Comptroller of the Currency Joseph Otting (right) discusses banking regulation with the U.S. Chamber’s David Hirschmann.

Proposed revisions to the “Volcker rule” – which prohibits banking firms from engaging in proprietary trading or entering into certain relationships with hedge funds and private-equity funds – will be unveiled by the end of next month, the regulator of national banks told a Washington audience representing businesses from around the nation.

Comptroller of the Currency Joseph Otting told the U.S. Chamber of Commerce audience Thursday that federal banking regulators expect to unveil the revisions to the rule “around the end of May.” He gave no further details.
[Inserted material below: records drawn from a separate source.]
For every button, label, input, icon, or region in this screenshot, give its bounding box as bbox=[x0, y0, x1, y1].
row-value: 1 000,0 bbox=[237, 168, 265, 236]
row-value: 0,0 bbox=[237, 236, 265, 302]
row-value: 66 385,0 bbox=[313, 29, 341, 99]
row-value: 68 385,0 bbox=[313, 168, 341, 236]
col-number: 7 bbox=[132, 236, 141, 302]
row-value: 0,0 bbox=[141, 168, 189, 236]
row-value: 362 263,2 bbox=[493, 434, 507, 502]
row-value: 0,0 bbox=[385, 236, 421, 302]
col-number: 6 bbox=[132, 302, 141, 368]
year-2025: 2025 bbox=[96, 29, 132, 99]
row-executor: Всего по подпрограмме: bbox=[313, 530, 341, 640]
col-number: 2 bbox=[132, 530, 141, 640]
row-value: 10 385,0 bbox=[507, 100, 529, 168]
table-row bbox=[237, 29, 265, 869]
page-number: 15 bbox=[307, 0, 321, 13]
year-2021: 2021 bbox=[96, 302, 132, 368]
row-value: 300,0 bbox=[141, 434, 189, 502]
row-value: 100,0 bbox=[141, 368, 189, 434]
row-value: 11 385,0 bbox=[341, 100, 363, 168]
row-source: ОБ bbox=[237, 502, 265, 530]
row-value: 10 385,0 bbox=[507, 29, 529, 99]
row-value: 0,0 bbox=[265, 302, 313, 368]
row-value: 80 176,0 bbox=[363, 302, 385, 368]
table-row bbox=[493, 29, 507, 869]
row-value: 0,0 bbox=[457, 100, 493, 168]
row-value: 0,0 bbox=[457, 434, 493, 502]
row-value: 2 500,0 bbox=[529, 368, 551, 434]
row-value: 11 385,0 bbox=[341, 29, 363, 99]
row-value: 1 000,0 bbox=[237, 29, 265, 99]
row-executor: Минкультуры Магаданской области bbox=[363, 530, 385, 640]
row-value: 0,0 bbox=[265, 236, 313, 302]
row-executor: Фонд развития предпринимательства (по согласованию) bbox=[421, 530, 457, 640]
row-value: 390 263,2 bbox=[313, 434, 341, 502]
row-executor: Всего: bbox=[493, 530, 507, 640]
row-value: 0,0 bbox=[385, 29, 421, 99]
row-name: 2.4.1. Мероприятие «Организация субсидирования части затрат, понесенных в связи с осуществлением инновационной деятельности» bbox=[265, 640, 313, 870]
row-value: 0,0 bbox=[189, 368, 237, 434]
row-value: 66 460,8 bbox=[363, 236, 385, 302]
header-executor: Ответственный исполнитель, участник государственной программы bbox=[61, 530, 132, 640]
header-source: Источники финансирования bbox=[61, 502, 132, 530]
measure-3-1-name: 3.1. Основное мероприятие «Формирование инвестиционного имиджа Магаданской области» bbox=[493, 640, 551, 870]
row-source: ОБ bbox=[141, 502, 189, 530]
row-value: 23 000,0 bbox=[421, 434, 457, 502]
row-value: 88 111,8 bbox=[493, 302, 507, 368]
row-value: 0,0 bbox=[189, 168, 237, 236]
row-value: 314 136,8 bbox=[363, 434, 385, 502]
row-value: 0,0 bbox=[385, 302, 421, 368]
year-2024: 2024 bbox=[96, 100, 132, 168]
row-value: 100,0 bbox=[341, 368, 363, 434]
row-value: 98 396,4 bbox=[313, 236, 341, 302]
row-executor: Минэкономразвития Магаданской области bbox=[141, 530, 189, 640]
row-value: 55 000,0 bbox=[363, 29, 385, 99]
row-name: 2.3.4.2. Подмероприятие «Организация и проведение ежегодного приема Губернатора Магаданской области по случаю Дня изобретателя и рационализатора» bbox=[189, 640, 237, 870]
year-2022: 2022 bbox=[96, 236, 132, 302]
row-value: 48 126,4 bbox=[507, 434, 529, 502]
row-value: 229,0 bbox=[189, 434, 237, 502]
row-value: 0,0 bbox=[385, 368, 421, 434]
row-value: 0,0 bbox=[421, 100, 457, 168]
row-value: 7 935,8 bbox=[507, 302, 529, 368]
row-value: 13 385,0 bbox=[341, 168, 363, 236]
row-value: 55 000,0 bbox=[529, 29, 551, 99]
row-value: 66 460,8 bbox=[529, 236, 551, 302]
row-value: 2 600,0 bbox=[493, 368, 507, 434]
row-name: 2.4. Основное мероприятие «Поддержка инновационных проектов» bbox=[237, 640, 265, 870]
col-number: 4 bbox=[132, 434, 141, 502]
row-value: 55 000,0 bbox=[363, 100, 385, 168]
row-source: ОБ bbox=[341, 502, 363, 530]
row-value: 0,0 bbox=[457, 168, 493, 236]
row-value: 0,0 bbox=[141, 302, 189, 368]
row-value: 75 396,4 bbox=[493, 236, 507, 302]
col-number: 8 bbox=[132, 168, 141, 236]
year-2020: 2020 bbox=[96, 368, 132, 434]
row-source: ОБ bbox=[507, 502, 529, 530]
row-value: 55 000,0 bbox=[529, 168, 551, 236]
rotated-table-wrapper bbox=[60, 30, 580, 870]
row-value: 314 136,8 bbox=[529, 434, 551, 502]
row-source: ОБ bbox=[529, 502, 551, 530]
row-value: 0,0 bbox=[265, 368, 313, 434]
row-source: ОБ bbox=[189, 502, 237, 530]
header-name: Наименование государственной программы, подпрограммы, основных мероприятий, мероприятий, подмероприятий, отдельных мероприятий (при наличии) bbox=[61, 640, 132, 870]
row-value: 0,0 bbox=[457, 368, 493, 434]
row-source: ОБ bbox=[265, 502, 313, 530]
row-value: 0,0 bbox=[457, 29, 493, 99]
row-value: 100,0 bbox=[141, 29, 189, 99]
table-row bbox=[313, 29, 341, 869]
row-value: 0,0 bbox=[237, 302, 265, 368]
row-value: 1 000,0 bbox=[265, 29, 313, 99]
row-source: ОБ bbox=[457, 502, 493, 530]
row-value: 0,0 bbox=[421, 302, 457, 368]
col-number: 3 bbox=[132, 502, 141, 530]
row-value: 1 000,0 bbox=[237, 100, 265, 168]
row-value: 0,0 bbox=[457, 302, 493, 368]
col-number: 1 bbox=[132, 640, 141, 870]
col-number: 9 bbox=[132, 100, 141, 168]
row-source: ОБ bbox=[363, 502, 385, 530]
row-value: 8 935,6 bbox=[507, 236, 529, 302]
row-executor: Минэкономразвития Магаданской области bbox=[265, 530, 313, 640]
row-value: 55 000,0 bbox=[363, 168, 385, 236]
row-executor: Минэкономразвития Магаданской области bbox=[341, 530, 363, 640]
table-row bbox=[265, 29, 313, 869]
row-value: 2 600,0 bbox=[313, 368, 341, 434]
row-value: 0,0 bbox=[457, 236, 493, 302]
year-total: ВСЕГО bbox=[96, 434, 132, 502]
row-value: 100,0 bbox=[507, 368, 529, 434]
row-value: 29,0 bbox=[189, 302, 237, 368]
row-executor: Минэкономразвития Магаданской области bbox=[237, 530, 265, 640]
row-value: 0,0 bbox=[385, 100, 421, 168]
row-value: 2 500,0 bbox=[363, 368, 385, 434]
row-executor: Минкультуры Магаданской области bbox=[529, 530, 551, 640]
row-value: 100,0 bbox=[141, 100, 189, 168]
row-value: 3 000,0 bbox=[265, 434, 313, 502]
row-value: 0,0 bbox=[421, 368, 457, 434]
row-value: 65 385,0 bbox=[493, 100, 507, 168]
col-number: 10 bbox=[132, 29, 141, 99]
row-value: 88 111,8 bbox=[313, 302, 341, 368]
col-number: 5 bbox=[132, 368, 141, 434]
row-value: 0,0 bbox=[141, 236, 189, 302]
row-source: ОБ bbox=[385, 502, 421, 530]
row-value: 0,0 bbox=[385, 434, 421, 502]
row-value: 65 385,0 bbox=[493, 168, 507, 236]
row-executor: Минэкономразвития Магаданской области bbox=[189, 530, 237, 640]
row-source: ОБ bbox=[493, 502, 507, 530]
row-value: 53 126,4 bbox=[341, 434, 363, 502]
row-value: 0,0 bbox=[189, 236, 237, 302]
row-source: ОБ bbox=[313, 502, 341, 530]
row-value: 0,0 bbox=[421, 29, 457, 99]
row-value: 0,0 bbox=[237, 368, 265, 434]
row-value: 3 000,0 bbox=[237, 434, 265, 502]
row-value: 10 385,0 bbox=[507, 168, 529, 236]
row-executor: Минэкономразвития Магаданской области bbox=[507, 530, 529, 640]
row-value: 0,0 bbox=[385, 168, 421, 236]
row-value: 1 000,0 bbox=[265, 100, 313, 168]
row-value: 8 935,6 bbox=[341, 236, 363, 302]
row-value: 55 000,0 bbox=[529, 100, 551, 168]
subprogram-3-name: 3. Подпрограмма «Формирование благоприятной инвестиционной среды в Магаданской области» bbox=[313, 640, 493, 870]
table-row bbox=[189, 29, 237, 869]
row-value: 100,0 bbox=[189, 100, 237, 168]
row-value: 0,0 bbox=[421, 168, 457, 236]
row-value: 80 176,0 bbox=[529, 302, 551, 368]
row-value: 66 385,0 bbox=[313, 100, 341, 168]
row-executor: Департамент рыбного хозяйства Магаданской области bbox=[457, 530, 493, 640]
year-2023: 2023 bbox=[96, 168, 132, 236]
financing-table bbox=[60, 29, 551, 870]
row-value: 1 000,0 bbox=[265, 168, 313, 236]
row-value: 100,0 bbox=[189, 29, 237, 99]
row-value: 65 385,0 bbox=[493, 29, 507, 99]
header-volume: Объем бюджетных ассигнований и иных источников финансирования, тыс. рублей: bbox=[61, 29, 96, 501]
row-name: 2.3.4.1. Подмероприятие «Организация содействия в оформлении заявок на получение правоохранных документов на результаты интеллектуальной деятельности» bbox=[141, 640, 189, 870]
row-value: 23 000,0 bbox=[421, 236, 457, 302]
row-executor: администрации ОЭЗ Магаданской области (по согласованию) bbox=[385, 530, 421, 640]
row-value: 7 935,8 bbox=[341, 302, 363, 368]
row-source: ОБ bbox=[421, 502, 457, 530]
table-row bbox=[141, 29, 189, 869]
The Volcker rule was adopted as part of the Dodd-Frank Wall Street Reform and Consumer Protection Act of 2010 (Dodd-Frank). In addition to regulatory changes, Congress is also considering altering the law. The Volcker Rule Regulatory Harmonization Act (H.R. 4790) would give the Federal Reserve Board sole rulemaking authority over the provision, exempting most “community banks” (those with assets up to $10 billion) from the rule. For those institutions still subject to the rule, the Fed would have exclusive authority to promulgate related regulations. Primary federal regulators would retain examination and enforcement authority.

A similar provision is included in the Senate’s regulatory relief legislation, S. 2155.

In other comments at the U.S. Chamber event, Otting extolled regulatory relief efforts taken by his agency (and other financial regulators). “Good changes are happening in terms of regulatory change” that will benefit small business, he told the group, largely made up of business leaders.

He also told the group:

  • Cryptocurrency has the potential to go mainstream; he compared the use of the electronic currency to his trading “when I was a kid” of marbles for baseball cards “with my buddy.”
  • The Office of the Comptroller of the Currency (OCC) is working with the Financial Crimes Enforcement Network (FinCEN) “to alleviate some of the regulatory burden.”
  • The banking industry (referring to it as “our industry”) is “perhaps the best it’s been in history, with historic levels of capital and best risk-management practices.”